A major challenge of measuring the ROI of social media PR and marketing is that companies don't know the answers to these questions:
“What is the ROI of our current marketing? From the x dollars we spend on marketing, how many y customers do we get?”
“What’s our contact-to-conversion ratio? How many site visitors/phone calls/emails/handshakes does it take for us to get a customer?”
“When we asked our customers, ‘How did you hear about us?’, what did they answer?” (Oops, we forgot to ask.)
While we've found that intending the business use of social media to result in direct sales results in direct disappointment, social media PR and marketing - as does traditional PR and marketing - ultimately must result in ROI.
Companies who don't know answers to questions about the results of their marketing efforts can start to measure them now. They can do it themselves, without the help of a social media consultancy – although we're here to serve should a company want assistance! – by simply going online and doing a before-and-after measurement using two simple benchmarks.
Two Simple Benchmarks
- Site Traffic
- Search Engine Results Pages (SERPs)
Site Traffic as a Benchmark
- How much traffic does our company’s site have now?
- How much does it have after the implementation of a social media strategy?
- Is a change in site traffic correlated with a change in the number of leads/prospects/customers in our sales funnel?
Search Engine Results Pages (SERPs) as a Benchmark
- When we use keywords related to our products and services in search engines, where is our company listed?

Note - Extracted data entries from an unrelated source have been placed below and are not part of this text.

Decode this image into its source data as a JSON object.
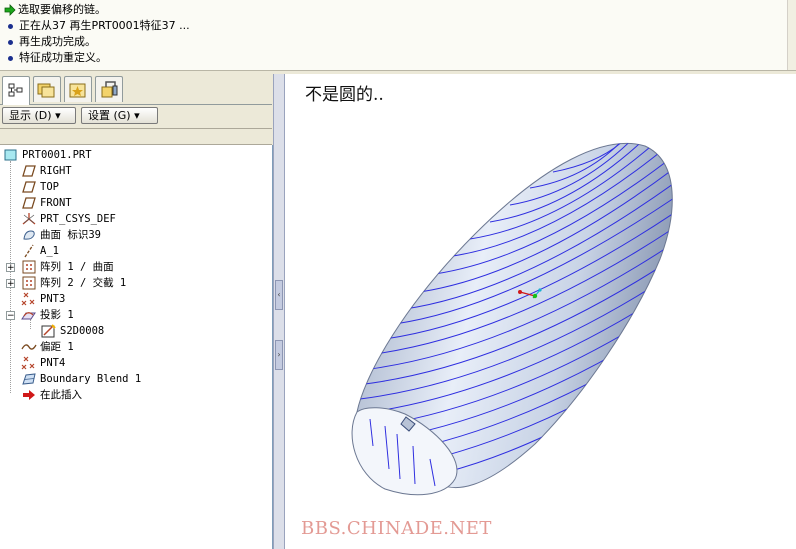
{
  "messages": [
    {
      "icon": "green-arrow-icon",
      "text": "选取要偏移的链。"
    },
    {
      "icon": "bullet-icon",
      "text": "正在从37 再生PRT0001特征37 ..."
    },
    {
      "icon": "bullet-icon",
      "text": "再生成功完成。"
    },
    {
      "icon": "bullet-icon",
      "text": "特征成功重定义。"
    }
  ],
  "navigator": {
    "tabs": [
      "model-tree-tab",
      "folder-browser-tab",
      "favorites-tab",
      "connections-tab"
    ],
    "show_button": "显示 (D)",
    "settings_button": "设置 (G)"
  },
  "tree": {
    "root": "PRT0001.PRT",
    "items": [
      {
        "label": "RIGHT",
        "icon": "datum-plane-icon"
      },
      {
        "label": "TOP",
        "icon": "datum-plane-icon"
      },
      {
        "label": "FRONT",
        "icon": "datum-plane-icon"
      },
      {
        "label": "PRT_CSYS_DEF",
        "icon": "csys-icon"
      },
      {
        "label": "曲面 标识39",
        "icon": "surface-icon"
      },
      {
        "label": "A_1",
        "icon": "axis-icon"
      },
      {
        "label": "阵列 1 / 曲面",
        "icon": "pattern-icon"
      },
      {
        "label": "阵列 2 / 交截 1",
        "icon": "pattern-icon"
      },
      {
        "label": "PNT3",
        "icon": "datum-point-icon"
      },
      {
        "label": "投影 1",
        "icon": "projection-icon"
      },
      {
        "label": "S2D0008",
        "icon": "sketch-icon"
      },
      {
        "label": "偏距 1",
        "icon": "offset-curve-icon"
      },
      {
        "label": "PNT4",
        "icon": "datum-point-icon"
      },
      {
        "label": "Boundary Blend 1",
        "icon": "boundary-blend-icon"
      },
      {
        "label": "在此插入",
        "icon": "insert-here-arrow-icon"
      }
    ]
  },
  "graphics": {
    "title": "不是圆的..",
    "watermark": "BBS.CHINADE.NET"
  },
  "colors": {
    "curve": "#2f2fe0",
    "surface": "#c8d3e6",
    "background": "#ece9d8",
    "watermark": "#e39a94"
  }
}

First page? No? 68% click a search result within the first page of results… (iProspect).
- When we use our company as a search query, what comes up? “It’s who you know” – Is what’s listed good information about us that we created to manage our brand? Is it extraneous stuff about something or someone else? Worse, is it a bad review?
- After implementing a social media strategy, where do our company’s products and services show in search engine results? What sites are listed when we use our company as a search term?
"How did you hear about us?" Realistically speaking, busy companies are going to continue to forget to ask that question. Making the phone call, composing and sending out the email, creating the survey, keeping track of the answers – all that takes time.
Using these two simple benchmarks in a before-and-after fashion will still not answer "How did you hear about us?" But it will begin to answer how many have heard and how they're finding a company and its products and services - or not finding them.
What’s the ROI of social media marketing? Using these two simple benchmarks, companies can start to measure results and answer that question for themselves.